Bu sayede yerel yönetimler yerelleştirme politikaları ile güç kazanmakta ve ayrıca yetkilerin piyasa güçlerine aktarımını hedeflemektedirler. Bu amaç modern anlamda yerelleştirmeyi, klasik anlamda yerelleştirmeden ayıran en önemli özelliktir (Okur ve Çakıcı, 2007: 6). Yerelleşme ile; hizmetlerin en yakın yönetim birimi tarafından gerçekleştirilmesi sağlamak ve ekonomik kalkınma da yereldeki tüm aktörleri harekete geçirmek ve yönetime katılmasını sağlamak hedeflenmektedir (Köse, 2003:

24).

Yerelleşme uygulamalarının dört türü bulunmaktadır. Bunlar; siyasi, idari, mali ve piyasa açısından yerelleşmedir (Özmüş, 2005: 4). Tüm bu yerelleşme uygulamalarının amacı hizmet sunmada merkezi yönetim ile yerel yönetim arasındaki sınıflandırma yapabilmeyi sağlamaktır.

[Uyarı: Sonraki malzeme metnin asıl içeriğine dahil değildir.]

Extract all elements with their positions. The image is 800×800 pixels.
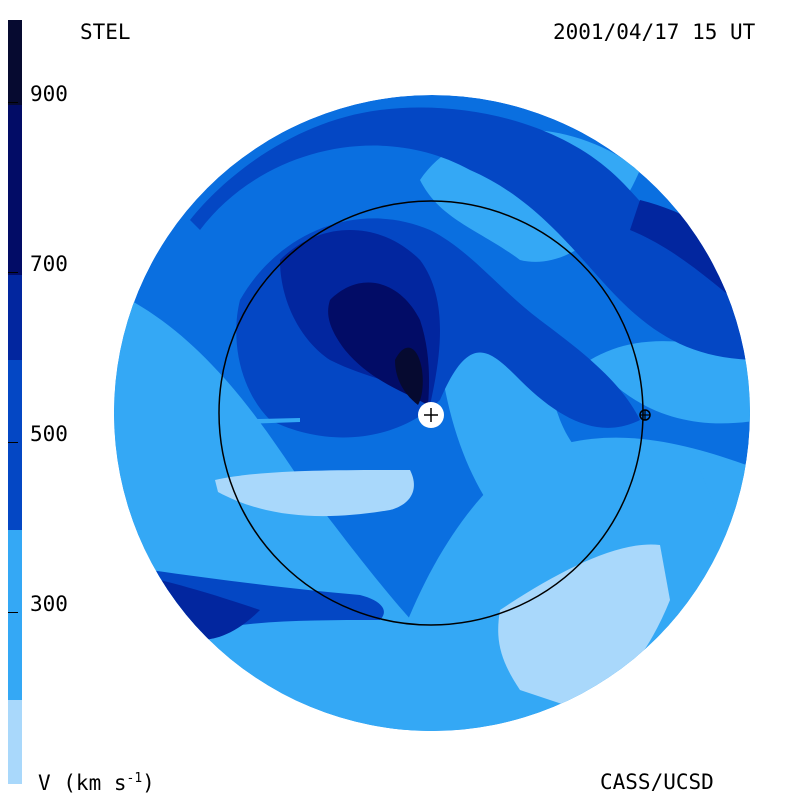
region-dark: [190, 107, 750, 360]
units-close: ): [142, 771, 155, 795]
region-pale: [215, 470, 414, 517]
region-core: [395, 347, 423, 405]
colorbar-tick-label: 500: [30, 422, 68, 446]
earth-marker-icon: [639, 409, 651, 421]
streak: [215, 418, 300, 425]
credit-label: CASS/UCSD: [600, 770, 714, 794]
colorbar-segment: [8, 530, 22, 700]
region-light: [440, 348, 720, 550]
region-darker: [160, 580, 260, 640]
colorbar-segment: [8, 700, 22, 784]
colorbar-tick: [8, 102, 18, 103]
colorbar-segment: [8, 360, 22, 530]
sun-marker-icon: [418, 402, 444, 428]
velocity-colorbar: [8, 20, 22, 784]
observatory-label: STEL: [80, 20, 131, 44]
colorbar-tick: [8, 272, 18, 273]
units-exponent: -1: [126, 771, 143, 786]
timestamp-label: 2001/04/17 15 UT: [553, 20, 756, 44]
colorbar-segment: [8, 105, 22, 275]
colorbar-segment: [8, 20, 22, 105]
orbit-circle: [218, 200, 644, 626]
region-light: [590, 341, 750, 424]
colorbar-tick-label: 700: [30, 252, 68, 276]
colorbar-tick: [8, 612, 18, 613]
colorbar-tick-label: 900: [30, 82, 68, 106]
units-label: V (km s-1): [38, 772, 155, 794]
colorbar-segment: [8, 275, 22, 360]
colorbar-tick-label: 300: [30, 592, 68, 616]
colorbar-tick: [8, 442, 18, 443]
units-text: V (km s: [38, 771, 127, 795]
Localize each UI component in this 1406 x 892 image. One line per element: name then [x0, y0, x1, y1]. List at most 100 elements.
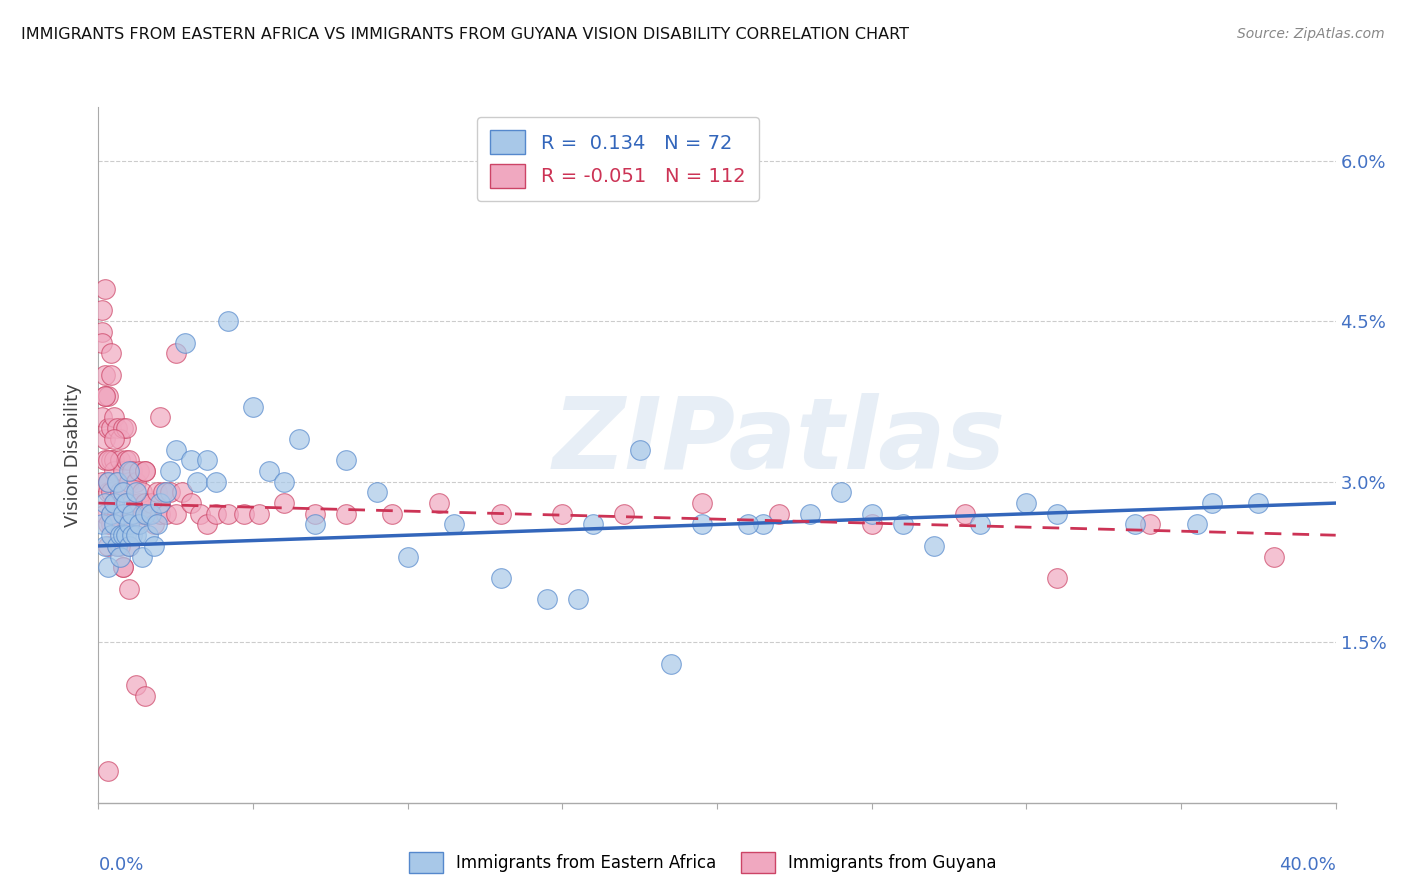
Point [860, 507, 883, 521]
Point [105, 475, 128, 489]
Point [134, 507, 156, 521]
Point [180, 496, 202, 510]
Point [427, 496, 450, 510]
Point [536, 592, 558, 607]
Point [134, 464, 156, 478]
Point [97, 485, 120, 500]
Point [90, 335, 112, 350]
Point [257, 464, 280, 478]
Point [93, 507, 115, 521]
Point [105, 539, 128, 553]
Point [953, 507, 976, 521]
Point [97, 517, 120, 532]
Point [121, 496, 143, 510]
Point [103, 464, 125, 478]
Point [118, 464, 141, 478]
Point [139, 496, 162, 510]
Point [124, 475, 146, 489]
Point [195, 517, 218, 532]
Point [159, 464, 181, 478]
Point [108, 453, 131, 467]
Point [273, 475, 295, 489]
Text: 0.0%: 0.0% [98, 856, 143, 874]
Point [100, 368, 122, 382]
Point [288, 432, 311, 446]
Point [121, 507, 143, 521]
Point [195, 453, 218, 467]
Point [567, 592, 589, 607]
Point [118, 475, 141, 489]
Point [768, 507, 790, 521]
Point [180, 453, 202, 467]
Point [155, 485, 177, 500]
Point [100, 346, 122, 360]
Point [1263, 549, 1285, 564]
Point [118, 453, 141, 467]
Point [108, 549, 131, 564]
Point [103, 410, 125, 425]
Point [1139, 517, 1161, 532]
Point [105, 496, 128, 510]
Point [1046, 571, 1069, 585]
Point [366, 485, 388, 500]
Point [97, 475, 120, 489]
Legend: R =  0.134   N = 72, R = -0.051   N = 112: R = 0.134 N = 72, R = -0.051 N = 112 [477, 117, 759, 202]
Point [149, 507, 172, 521]
Point [628, 442, 651, 457]
Point [115, 496, 138, 510]
Point [381, 507, 404, 521]
Point [128, 496, 150, 510]
Point [891, 517, 914, 532]
Point [582, 517, 605, 532]
Point [186, 475, 208, 489]
Point [93, 496, 115, 510]
Point [108, 539, 131, 553]
Point [489, 571, 512, 585]
Point [690, 496, 713, 510]
Point [830, 485, 852, 500]
Point [112, 485, 135, 500]
Point [103, 432, 125, 446]
Point [752, 517, 775, 532]
Point [1015, 496, 1038, 510]
Point [93, 432, 115, 446]
Point [170, 485, 193, 500]
Point [112, 560, 135, 574]
Point [217, 507, 239, 521]
Point [124, 517, 146, 532]
Point [93, 368, 115, 382]
Point [232, 507, 254, 521]
Point [112, 464, 135, 478]
Point [1123, 517, 1146, 532]
Point [1201, 496, 1223, 510]
Point [489, 507, 512, 521]
Point [121, 507, 143, 521]
Point [304, 517, 326, 532]
Point [100, 507, 122, 521]
Point [93, 389, 115, 403]
Point [128, 464, 150, 478]
Point [100, 485, 122, 500]
Point [136, 507, 159, 521]
Point [146, 485, 169, 500]
Point [108, 528, 131, 542]
Legend: Immigrants from Eastern Africa, Immigrants from Guyana: Immigrants from Eastern Africa, Immigran… [402, 846, 1004, 880]
Point [108, 432, 131, 446]
Point [335, 453, 357, 467]
Point [799, 507, 821, 521]
Point [613, 507, 636, 521]
Point [1247, 496, 1270, 510]
Point [97, 539, 120, 553]
Point [90, 325, 112, 339]
Point [105, 507, 128, 521]
Text: 40.0%: 40.0% [1279, 856, 1336, 874]
Point [659, 657, 682, 671]
Point [118, 517, 141, 532]
Point [131, 507, 153, 521]
Point [108, 485, 131, 500]
Point [242, 400, 264, 414]
Point [131, 549, 153, 564]
Point [115, 421, 138, 435]
Point [100, 453, 122, 467]
Point [121, 528, 143, 542]
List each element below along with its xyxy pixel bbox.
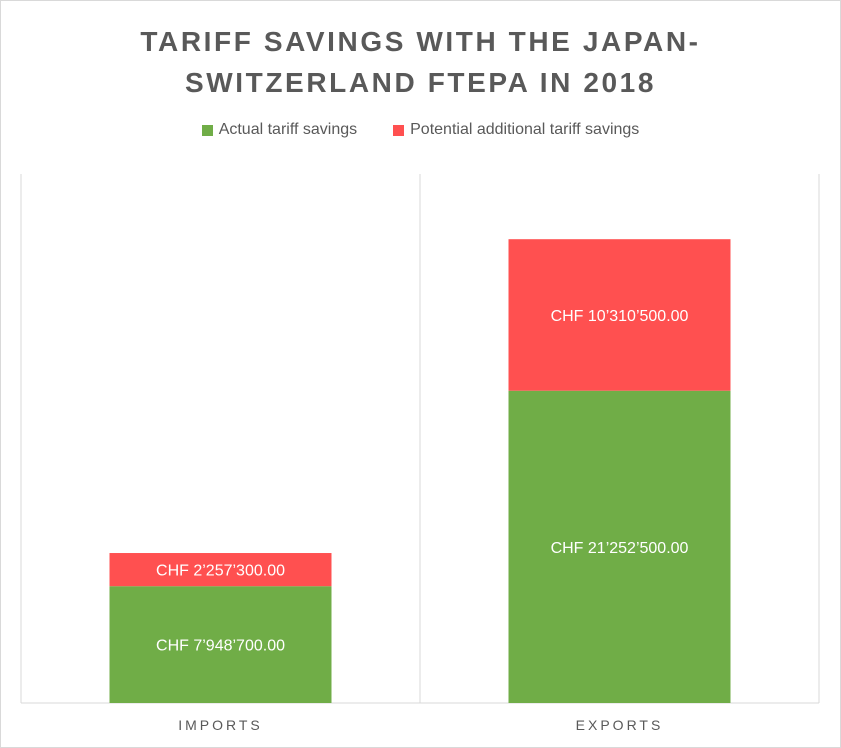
data-label-imports-actual: CHF 7’948’700.00 bbox=[156, 638, 285, 655]
bar-imports-actual bbox=[109, 586, 332, 703]
data-label-imports-potential: CHF 2’257’300.00 bbox=[156, 563, 285, 580]
x-tick-label-exports: EXPORTS bbox=[576, 717, 664, 733]
bar-exports-actual bbox=[508, 390, 731, 703]
data-label-exports-actual: CHF 21’252’500.00 bbox=[551, 540, 689, 557]
data-label-exports-potential: CHF 10’310’500.00 bbox=[551, 308, 689, 325]
bar-imports-potential bbox=[109, 553, 332, 587]
chart-title: TARIFF SAVINGS WITH THE JAPAN- SWITZERLA… bbox=[1, 21, 840, 103]
legend-swatch-actual bbox=[201, 124, 213, 136]
legend: Actual tariff savings Potential addition… bbox=[1, 121, 840, 139]
chart-title-line-1: TARIFF SAVINGS WITH THE JAPAN- bbox=[140, 26, 701, 57]
legend-item-potential: Potential additional tariff savings bbox=[393, 121, 639, 139]
legend-swatch-potential bbox=[393, 124, 405, 136]
legend-label-actual: Actual tariff savings bbox=[218, 121, 358, 138]
bar-exports-potential bbox=[508, 239, 731, 391]
chart-title-line-2: SWITZERLAND FTEPA IN 2018 bbox=[184, 67, 657, 98]
legend-item-actual: Actual tariff savings bbox=[201, 121, 358, 139]
x-tick-label-imports: IMPORTS bbox=[178, 717, 263, 733]
legend-label-potential: Potential additional tariff savings bbox=[410, 121, 640, 138]
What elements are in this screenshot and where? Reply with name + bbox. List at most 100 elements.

Hizmette Yerellik (Subsidiarite)

1970’li yıllar devlet yapılanması içerisinde yerel yönetimlerin mali özerklik arayışlarının daha fazla üzerinde tartışıldığı yıllar olmuştur. Fransa’ya bakıldığında, merkezi idare sisteminin 1982 yılından itibaren değişime uğradığı ve yerelleşme çabaları ile gündeme geldiğini ifade etmek mümkündür. 20. yüzyıldan itibaren tüm dünyada yayılmaya başlayan yerelleşme çabaları, merkeziyetçi yapılanmadan, yerel yönetim uygulamalarına geçişi başlatan çoğu ülke görülmüştür. İngiltere ve ABD’ye bakıldığında yerel yönetim tartışmaları genel olarak özgürlük, eşitlik, demokratik katılım gibi konular üzerine yoğunlaşırken, yerel yönetimlerde gelişmenin sağlanmasındaki nokta merkezi planlama ile kalkınmanın sağlanamaması olmuştur.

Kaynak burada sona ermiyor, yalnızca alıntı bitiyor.